ボロアパート大家として初めて迎える3月4月。
まさに「フィーバー」だった。

本業も年度末でめちゃくちゃないそがしさだったが、アパートの退去後のリフォーム全力でやった。

壁紙、水道蛇口、クッションフロア、タイルカーペット、リモコンインバーターシーリングライト、ドアチャイムにいたるまで取り替えた。
運搬トラックにオーライをかけながら、ぞくぞくと運び入れられる冷蔵庫洗濯機電子レンジ。
シャワーブース付きの部屋は、つくれば決まるという感じで、結局3戸改装。投資額はかかったが、利回りは19%にまで高まった。

大家は、コーディネータでもあることが分かった。
不動産業者のMさん、管理のSさん、客付けの不動産業者さんたち、大学生協、ガス会社、○プロ設備さん、司法書士のE先生、これだけの人たちに支えられて今の私たちのアパートがある。

先日メルマガを発行申請した。もうかるアパートを作ろう!もうかるアパートを手に入れよう!
そんなことを書いているうちに、おれは、もうかることを目的にアパートしていたのだろうか?と思い始めた。

ブレーキが壊れ私が捨てた自転車を、ごみ捨て場から戻してくるほどの、けちな両親。
そんな親が、妹のものとあわせ、2つずつ電子レンジ洗濯機冷蔵庫と買う姿を見て、

「おれはぜったい、安く入れる親孝行なアパートをつくってやる。」

そう思ったことを忘れている自分に気づいた。
そしてもうひとつ。私たちはアパートで成功したら夢があった。
それは、人気あるアパートをつくるノウハウやテクニックを学びあう、「仲間」をつくることだった。

私たち夫婦は、293日間でアパート5棟のオーナーとなった。
そんな成功に酔っていた自分。私たちは1人で成功したのだろうか?

そうではない。たくさんの人の知恵をかり、教え学びながらここまできた。

だから、私はメルマガのタイトル、目的も変えた。

私のだすメルマガは 「「人気アパートをつくる会」で お金と仕事からの自由を!」

目的は、アパートを入居者も大家もうれしい「人気アパート」にするための学びあいの場をつくることと、大家になりたい人たちに、大家になるまでのアシストをすることだ。

いま、「アパートの個性化から、ブランド化へ」という作戦をねっている。

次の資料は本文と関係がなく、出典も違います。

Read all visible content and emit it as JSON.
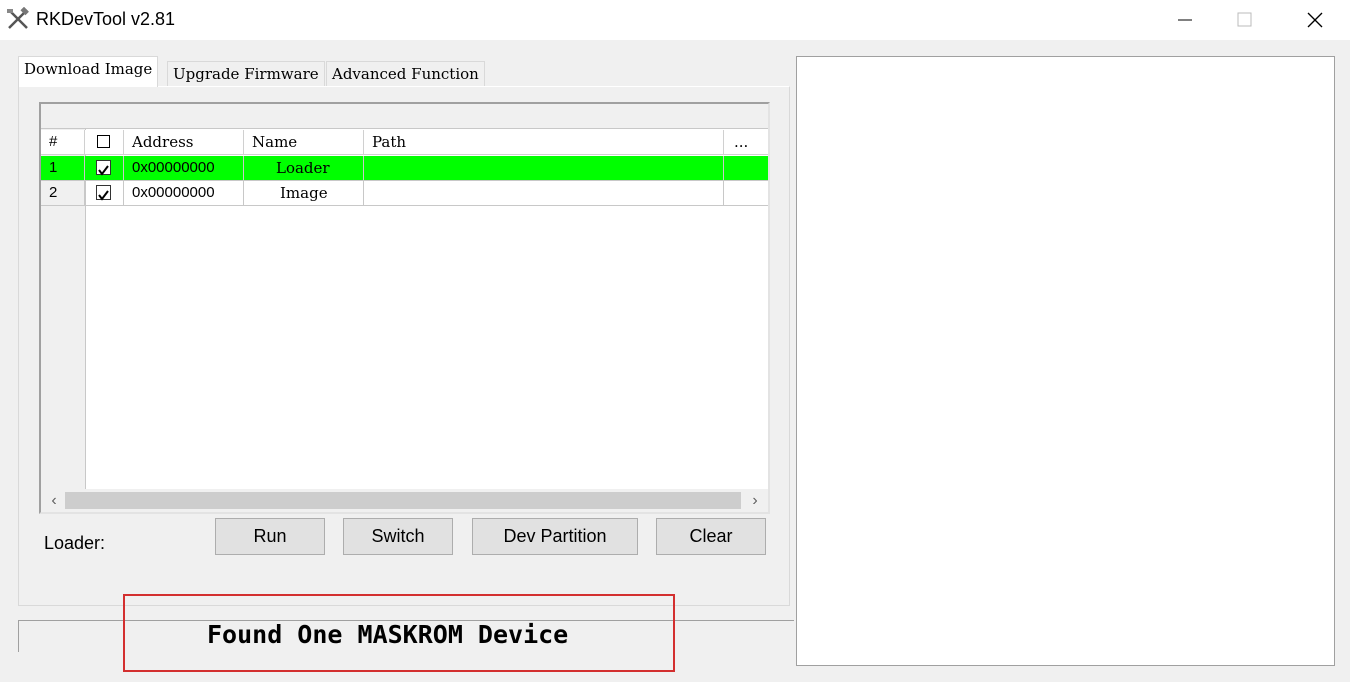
{
  "window": {
    "title": "RKDevTool v2.81",
    "icon": "tools-icon"
  },
  "tabs": [
    {
      "label": "Download Image",
      "active": true
    },
    {
      "label": "Upgrade Firmware",
      "active": false
    },
    {
      "label": "Advanced Function",
      "active": false
    }
  ],
  "table": {
    "headers": {
      "num": "#",
      "address": "Address",
      "name": "Name",
      "path": "Path",
      "more": "..."
    },
    "rows": [
      {
        "num": "1",
        "checked": true,
        "address": "0x00000000",
        "name": "Loader",
        "path": "",
        "selected": true
      },
      {
        "num": "2",
        "checked": true,
        "address": "0x00000000",
        "name": "Image",
        "path": "",
        "selected": false
      }
    ],
    "selected_color": "#00ff00"
  },
  "loader_label": "Loader:",
  "buttons": {
    "run": "Run",
    "switch": "Switch",
    "dev_partition": "Dev Partition",
    "clear": "Clear"
  },
  "status": {
    "text": "Found One MASKROM Device",
    "highlight_color": "#d32f2f"
  }
}
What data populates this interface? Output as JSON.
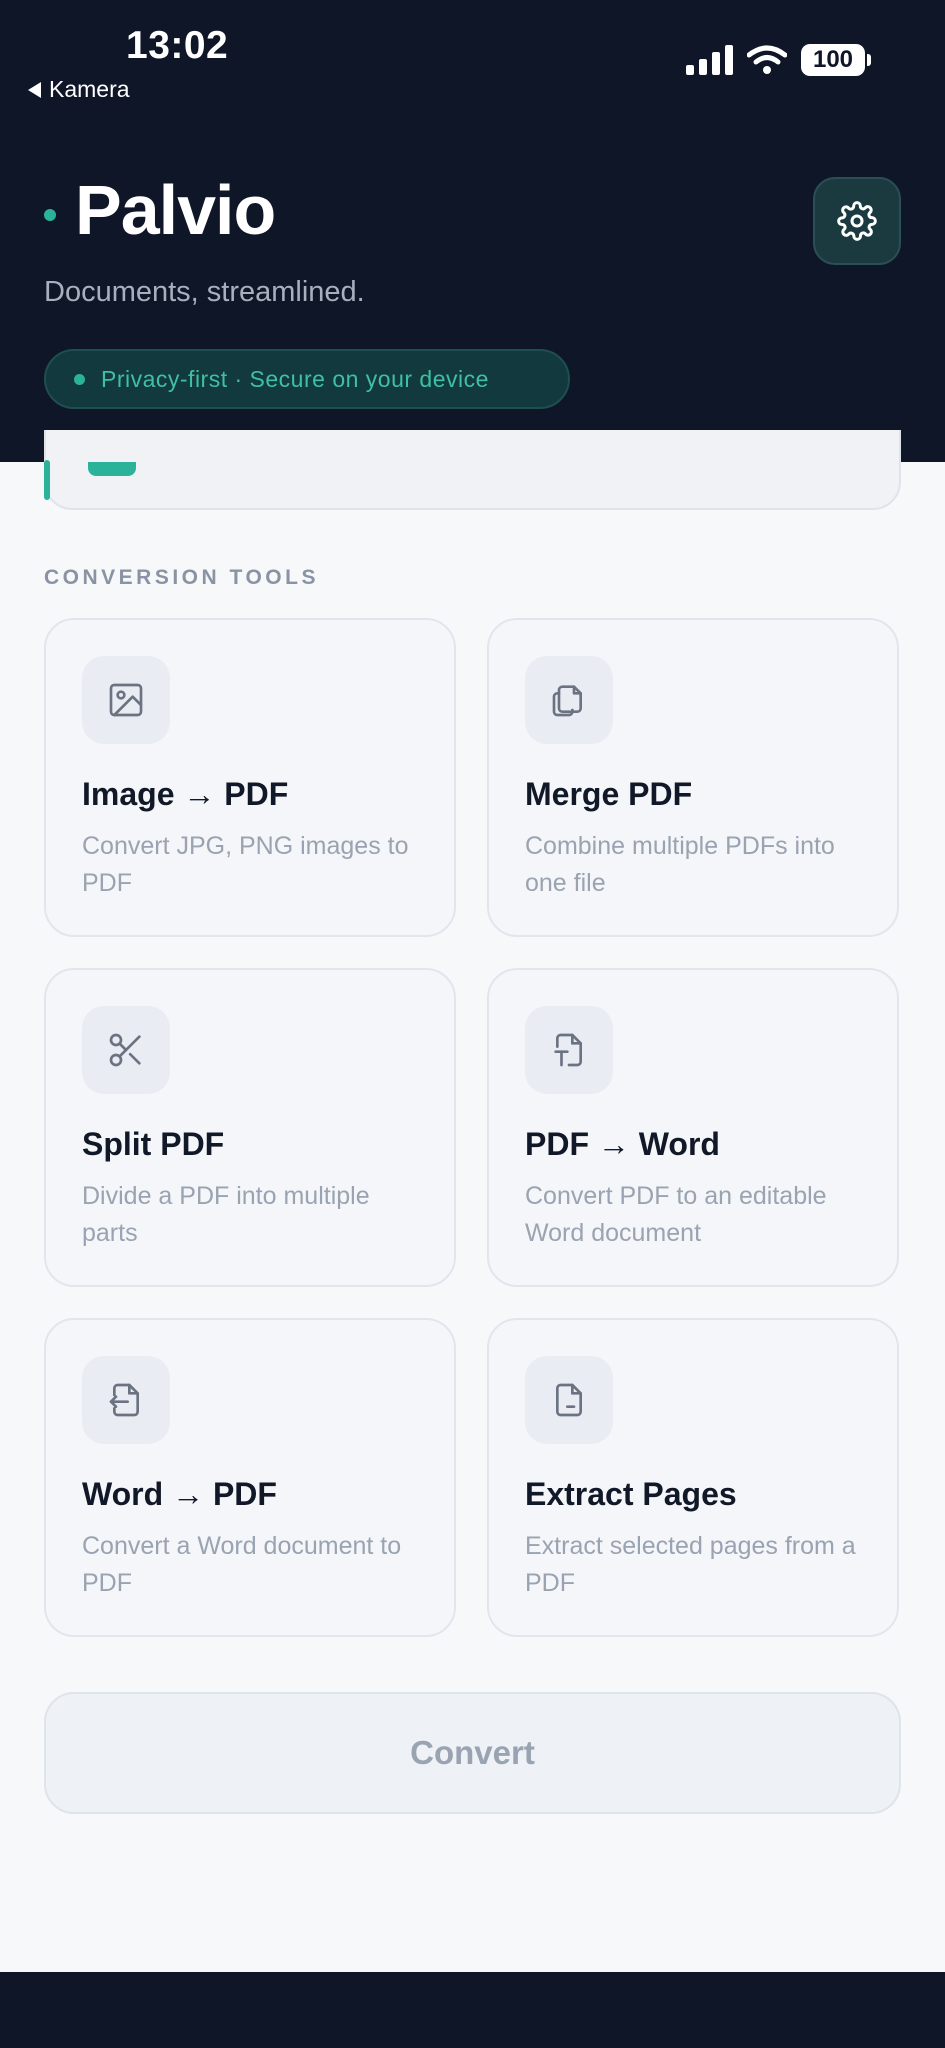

この不動産投資道場に書かせていただくのは最後だが、アパートを魅力あるものにする努力は終らない。

こんな素人新米兼業サラリーマンの足跡を読んでくださる方がいたと思うと、心からうれしく、終るのがちょっとせつない。でも、きっとどこかで、再び「仲間」になれる日があることを信じている。

不動産投資道場を運営する方々、集うみなさん、不動産投資道場は、私にとって最高の道場です。